Assign each trap a passive Perception DC to notice and an Investigation DC to understand the mechanism. Use the trap's description as your read-aloud text. On a failed save or trigger, apply the mechanical effect — damage, condition, or terrain change. Always telegraph that danger exists; hidden traps should feel fair, not arbitrary.
What difficulty should I pick for my dungeon?
Match difficulty to dungeon tone. Easy traps suit low-level areas or player-facing puzzles where failure is inconvenient rather than lethal. Medium traps work well for mid-dungeon tension. Hard and deadly traps belong in high-stakes vaults, boss antechambers, or specifically lethal dungeon types. Mixing two difficulty tiers in one dungeon creates satisfying rhythm.
Can I use these traps in Pathfinder or OSR systems?
Yes. The output is system-neutral by design. For Pathfinder 2e, convert damage to the appropriate die and assign a relevant skill for detection.
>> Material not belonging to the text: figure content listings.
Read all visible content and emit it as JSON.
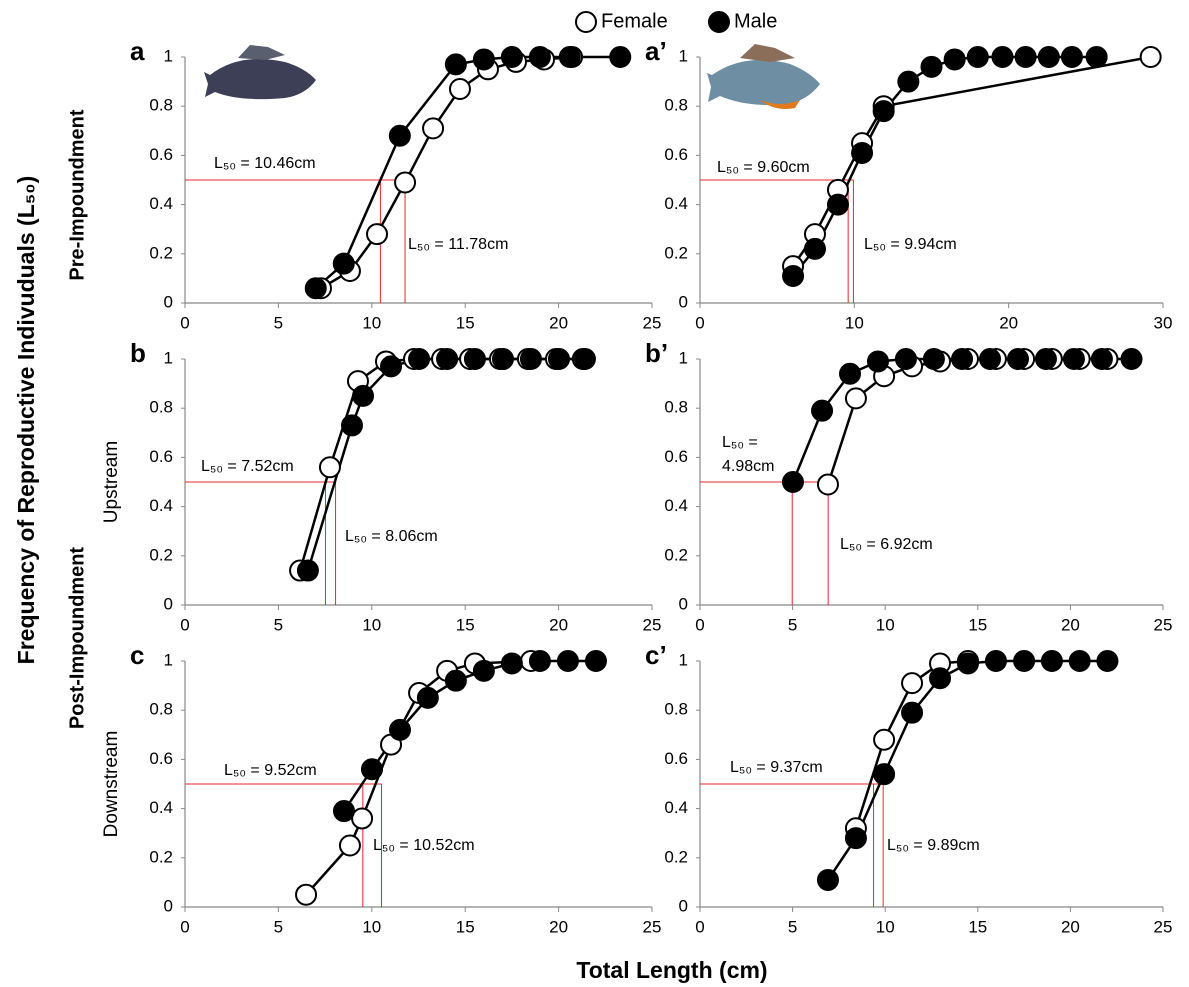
{
  "legend": [
    {
      "name": "Female",
      "color": "#ffffff"
    },
    {
      "name": "Male",
      "color": "#000000"
    }
  ],
  "y_title": "Frequency of Reproductive Indivuduals (L₅₀)",
  "x_title": "Total Length (cm)",
  "row_labels": {
    "pre": "Pre-Impoundment",
    "post": "Post-Impoundment",
    "upstream": "Upstream",
    "downstream": "Downstream"
  },
  "chart_data": [
    {
      "type": "scatter",
      "label": "a",
      "xlim": [
        0,
        25
      ],
      "xticks": [
        0,
        5,
        10,
        15,
        20,
        25
      ],
      "ylim": [
        0,
        1
      ],
      "yticks": [
        0,
        0.2,
        0.4,
        0.6,
        0.8,
        1
      ],
      "reference_y": 0.5,
      "series": [
        {
          "color": "#ffffff",
          "x": [
            7.28,
            8.83,
            10.28,
            11.78,
            13.28,
            14.72,
            16.22,
            17.72,
            19.22,
            20.72
          ],
          "values": [
            0.06,
            0.13,
            0.28,
            0.49,
            0.71,
            0.87,
            0.95,
            0.98,
            0.99,
            1
          ]
        },
        {
          "color": "#000000",
          "x": [
            7.0,
            8.5,
            11.5,
            14.5,
            16.0,
            17.5,
            19.0,
            20.6,
            23.3
          ],
          "values": [
            0.06,
            0.16,
            0.68,
            0.97,
            0.99,
            1,
            1,
            1,
            1
          ]
        }
      ],
      "annotations": [
        {
          "lines": [
            "L₅₀ = 10.46cm"
          ],
          "x": 10.46
        },
        {
          "lines": [
            "L₅₀ = 11.78cm"
          ],
          "x": 11.78
        }
      ]
    },
    {
      "type": "scatter",
      "label": "a’",
      "xlim": [
        0,
        30
      ],
      "xticks": [
        0,
        10,
        20,
        30
      ],
      "ylim": [
        0,
        1
      ],
      "yticks": [
        0,
        0.2,
        0.4,
        0.6,
        0.8,
        1
      ],
      "reference_y": 0.5,
      "series": [
        {
          "color": "#ffffff",
          "x": [
            6.03,
            7.45,
            8.94,
            10.5,
            11.9,
            29.2
          ],
          "values": [
            0.15,
            0.28,
            0.46,
            0.65,
            0.8,
            1
          ]
        },
        {
          "color": "#000000",
          "x": [
            6.03,
            7.45,
            8.94,
            10.5,
            11.9,
            13.5,
            15.0,
            16.5,
            18.0,
            19.6,
            21.1,
            22.6,
            24.1,
            25.7
          ],
          "values": [
            0.11,
            0.22,
            0.4,
            0.61,
            0.78,
            0.9,
            0.96,
            0.99,
            1,
            1,
            1,
            1,
            1,
            1
          ]
        }
      ],
      "annotations": [
        {
          "lines": [
            "L₅₀ = 9.60cm"
          ],
          "x": 9.6
        },
        {
          "lines": [
            "L₅₀ = 9.94cm"
          ],
          "x": 9.94
        }
      ]
    },
    {
      "type": "scatter",
      "label": "b",
      "xlim": [
        0,
        25
      ],
      "xticks": [
        0,
        5,
        10,
        15,
        20,
        25
      ],
      "ylim": [
        0,
        1
      ],
      "yticks": [
        0,
        0.2,
        0.4,
        0.6,
        0.8,
        1
      ],
      "reference_y": 0.5,
      "series": [
        {
          "color": "#ffffff",
          "x": [
            6.16,
            7.76,
            9.26,
            10.76,
            12.26,
            13.76,
            15.26,
            16.86,
            18.36,
            19.86,
            21.3
          ],
          "values": [
            0.14,
            0.56,
            0.91,
            0.99,
            1,
            1,
            1,
            1,
            1,
            1,
            1
          ]
        },
        {
          "color": "#000000",
          "x": [
            6.58,
            8.94,
            9.53,
            11.03,
            12.53,
            14.03,
            15.52,
            17.02,
            18.52,
            20.02,
            21.41
          ],
          "values": [
            0.14,
            0.73,
            0.85,
            0.97,
            1,
            1,
            1,
            1,
            1,
            1,
            1
          ]
        }
      ],
      "annotations": [
        {
          "lines": [
            "L₅₀ = 7.52cm"
          ],
          "x": 7.52
        },
        {
          "lines": [
            "L₅₀ = 8.06cm"
          ],
          "x": 8.06
        }
      ]
    },
    {
      "type": "scatter",
      "label": "b’",
      "xlim": [
        0,
        25
      ],
      "xticks": [
        0,
        5,
        10,
        15,
        20,
        25
      ],
      "ylim": [
        0,
        1
      ],
      "yticks": [
        0,
        0.2,
        0.4,
        0.6,
        0.8,
        1
      ],
      "reference_y": 0.5,
      "series": [
        {
          "color": "#ffffff",
          "x": [
            6.91,
            8.42,
            9.94,
            11.45,
            12.96,
            14.47,
            15.98,
            17.5,
            19.0,
            20.5,
            22.0
          ],
          "values": [
            0.49,
            0.84,
            0.93,
            0.97,
            0.99,
            1,
            1,
            1,
            1,
            1,
            1
          ]
        },
        {
          "color": "#000000",
          "x": [
            5.02,
            6.59,
            8.1,
            9.61,
            11.12,
            12.63,
            14.15,
            15.66,
            17.17,
            18.68,
            20.19,
            21.7,
            23.3
          ],
          "values": [
            0.5,
            0.79,
            0.94,
            0.99,
            1,
            1,
            1,
            1,
            1,
            1,
            1,
            1,
            1
          ]
        }
      ],
      "annotations": [
        {
          "lines": [
            "L₅₀ =",
            "4.98cm"
          ],
          "x": 4.98
        },
        {
          "lines": [
            "L₅₀ = 6.92cm"
          ],
          "x": 6.92
        }
      ]
    },
    {
      "type": "scatter",
      "label": "c",
      "xlim": [
        0,
        25
      ],
      "xticks": [
        0,
        5,
        10,
        15,
        20,
        25
      ],
      "ylim": [
        0,
        1
      ],
      "yticks": [
        0,
        0.2,
        0.4,
        0.6,
        0.8,
        1
      ],
      "reference_y": 0.5,
      "series": [
        {
          "color": "#ffffff",
          "x": [
            6.48,
            8.83,
            9.48,
            11.03,
            12.53,
            14.03,
            15.52,
            18.52
          ],
          "values": [
            0.05,
            0.25,
            0.36,
            0.66,
            0.87,
            0.96,
            0.99,
            1
          ]
        },
        {
          "color": "#000000",
          "x": [
            8.51,
            10.01,
            11.51,
            13.0,
            14.5,
            16.0,
            17.5,
            19.0,
            20.5,
            22.0
          ],
          "values": [
            0.39,
            0.56,
            0.72,
            0.85,
            0.92,
            0.96,
            0.99,
            1,
            1,
            1
          ]
        }
      ],
      "annotations": [
        {
          "lines": [
            "L₅₀ = 9.52cm"
          ],
          "x": 9.52
        },
        {
          "lines": [
            "L₅₀ = 10.52cm"
          ],
          "x": 10.52
        }
      ]
    },
    {
      "type": "scatter",
      "label": "c’",
      "xlim": [
        0,
        25
      ],
      "xticks": [
        0,
        5,
        10,
        15,
        20,
        25
      ],
      "ylim": [
        0,
        1
      ],
      "yticks": [
        0,
        0.2,
        0.4,
        0.6,
        0.8,
        1
      ],
      "reference_y": 0.5,
      "series": [
        {
          "color": "#ffffff",
          "x": [
            8.42,
            9.94,
            11.45,
            12.96,
            14.47
          ],
          "values": [
            0.32,
            0.68,
            0.91,
            0.99,
            1
          ]
        },
        {
          "color": "#000000",
          "x": [
            6.91,
            8.42,
            9.94,
            11.45,
            12.96,
            14.47,
            15.98,
            17.5,
            19.0,
            20.5,
            22.0
          ],
          "values": [
            0.11,
            0.28,
            0.54,
            0.79,
            0.93,
            0.99,
            1,
            1,
            1,
            1,
            1
          ]
        }
      ],
      "annotations": [
        {
          "lines": [
            "L₅₀ = 9.37cm"
          ],
          "x": 9.37
        },
        {
          "lines": [
            "L₅₀ = 9.89cm"
          ],
          "x": 9.89
        }
      ]
    }
  ]
}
For OSR games, use a standard saving throw and keep the description as flavor. The mechanical logic translates cleanly to any d20-based or roll-under system.
How many traps should a dungeon have?
A good rule of thumb is one to two traps per major room or corridor section, with denser clusters near treasure vaults or boss areas. Too many traps in a row fatigue players; too few and they stop checking. Generating three to five per dungeon zone and selecting your favorites keeps things fresh without overwhelming the session.
How do players detect and disarm dungeon traps?
In D&D 5e, a Perception check (passive or active) spots a trap, an Investigation check reveals how it works, and a Thieves' Tools check disarms it. The generator includes a detection hint for each trap — use that as the specific detail a player notices on a successful check. Always reward clever roleplay solutions alongside mechanical ones.
Can traps be used as puzzles instead of damage sources?
Absolutely. Many of the best traps involve no direct damage — a sealed door that only opens when weight is distributed correctly, or a room that slowly fills with water. These create problem-solving encounters that engage non-combat players. Filter for easier difficulties and look for results with conditional triggers or multi-step mechanisms.
How do I make traps feel like they belong in the dungeon's lore?
Ask who built the dungeon and why. A dwarven tomb uses precision mechanical traps; a lich's lair uses magical wards and negative energy. Take a generated trap and swap its material or damage type to match the faction. The trigger logic and detection DC stay the same — the flavor changes everything.